En temelde devletin 15 Temmuz’dan bu yana artarak devam eden milliyetçi politik tutumdan uzaklaşması gerekmektedir. Unutulmamalıdır ki bugün Kürt sorunu diye bir şey konuşuyorsak bu mesele milliyetçi politikaların bir neticesi olarak ortaya çıkmıştır. Bugün coğrafyamızın ve Türkiye’nin başına bela olan milliyetçi ideolojiler ister Türk ister Kürt isterse de Fars olsun her çeşidiyle birçok probleminin kökenini oluşturmaktadır.
Bugün artan milliyetçi eğilimlerin farkında olan Doğu Perinçek yine her zaman olduğu gibi popülizme oynayarak “silahlı çözüm” adını verdiği bir şeyi önermektedir! Soruna Pekin kadar uzak bir yerden baktığı anlaşılan Perinçek'in 2021 Türkiye'sine önerebildiği tek şey silah!

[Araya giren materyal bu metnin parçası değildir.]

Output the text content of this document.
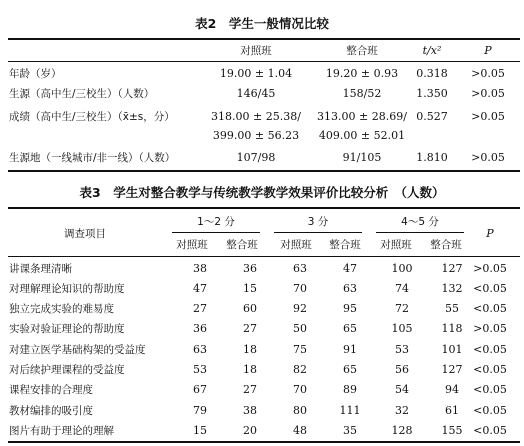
表2　学生一般情况比较
对照班	整合班	t/x²	P
年龄（岁）	19.00 ± 1.04	19.20 ± 0.93 0.318 >0.05
生源（高中生/三校生）（人数）	146/45	158/52	1.350 >0.05
成绩（高中生/三校生）（x̄±s，分）	318.00 ± 25.38/ 313.00 ± 28.69/ 0.527 >0.05
399.00 ± 56.23 409.00 ± 52.01
生源地（一线城市/非一线）（人数）	107/98	91/105	1.810 >0.05
表3　学生对整合教学与传统教学教学效果评价比较分析　（人数）
调查项目
1～2 分	3 分	4～5 分
P
对照班 整合班 对照班 整合班 对照班 整合班
讲课条理清晰	38	36	63	47	100	127 >0.05
对理解理论知识的帮助度	47	15	70	63	74	132 <0.05
独立完成实验的难易度	27	60	92	95	72	55 <0.05
实验对验证理论的帮助度	36	27	50	65	105	118 >0.05
对建立医学基础构架的受益度	63	18	75	91	53	101 <0.05
对后续护理课程的受益度	53	18	82	65	56	127 <0.05
课程安排的合理度	67	27	70	89	54	94 <0.05
教材编排的吸引度	79	38	80	111	32	61 <0.05
图片有助于理论的理解	15	20	48	35	128	155 <0.05
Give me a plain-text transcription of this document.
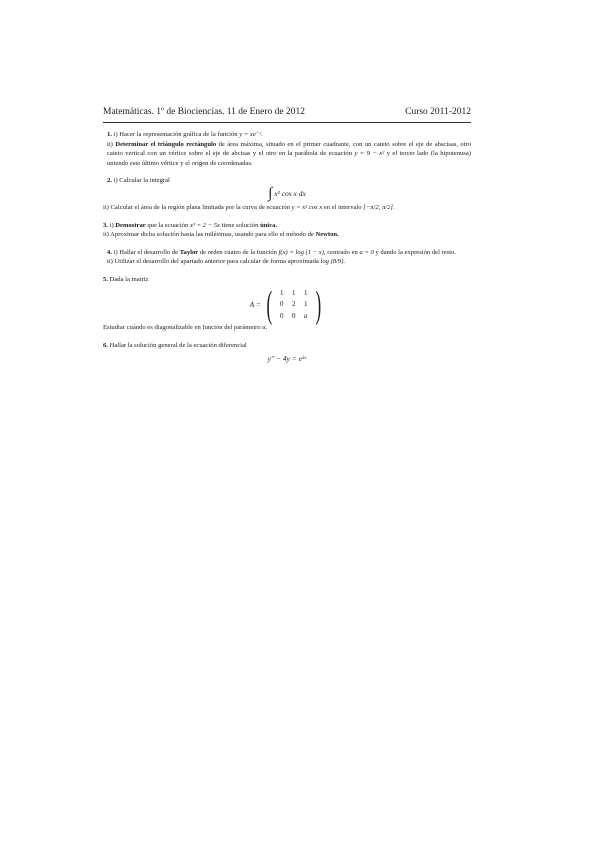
Matemáticas. 1º de Biociencias. 11 de Enero de 2012	Curso 2011-2012

1. i) Hacer la representación gráfica de la función y = xe⁻ˣ.

ii) Determinar el triángulo rectángulo de área máxima, situado en el primer cuadrante, con un cateto sobre el eje de abscisas, otro cateto vertical con un vértice sobre el eje de abcisas y el otro en la parábola de ecuación y = 9 − x² y el tercer lado (la hipotenusa) uniendo este último vértice y el origen de coordenadas.

2. i) Calcular la integral

∫ x² cos x dx

ii) Calcular el área de la región plana limitada por la curva de ecuación y = x² cos x en el intervalo [−π/2, π/2].

3. i) Demostrar que la ecuación x³ = 2 − 5x tiene solución única.

ii) Aproximar dicha solución hasta las milésimas, usando para ello el método de Newton.

4. i) Hallar el desarrollo de Taylor de orden cuatro de la función f(x) = log (1 − x), centrado en a = 0 y dando la expresión del resto.

ii) Utilizar el desarrollo del apartado anterior para calcular de forma aproximada log (8/9).

5. Dada la matriz

A = (	1	1	1
0	2	1
0	0	a )

Estudiar cuándo es diagonalizable en función del parámetro a.

6. Hallar la solución general de la ecuación diferencial

y″ − 4y = e²ˣ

Perinçek’in 90lı yıllarda “sorunu askeriyeye havale ettiniz” diyerek şikayet ettiği şeyi bugün çözüm olarak sunması onun açısından tutarsızlık olmayabilir! Zira burada utanması kalmamış bir zihniyetle karşı karşıya olduğumuz aşikardır. Önemli olan Perinçek gibilerinin mantığı ile hiçbir şeyin çözülemeyeceğinin anlaşılmasıdır!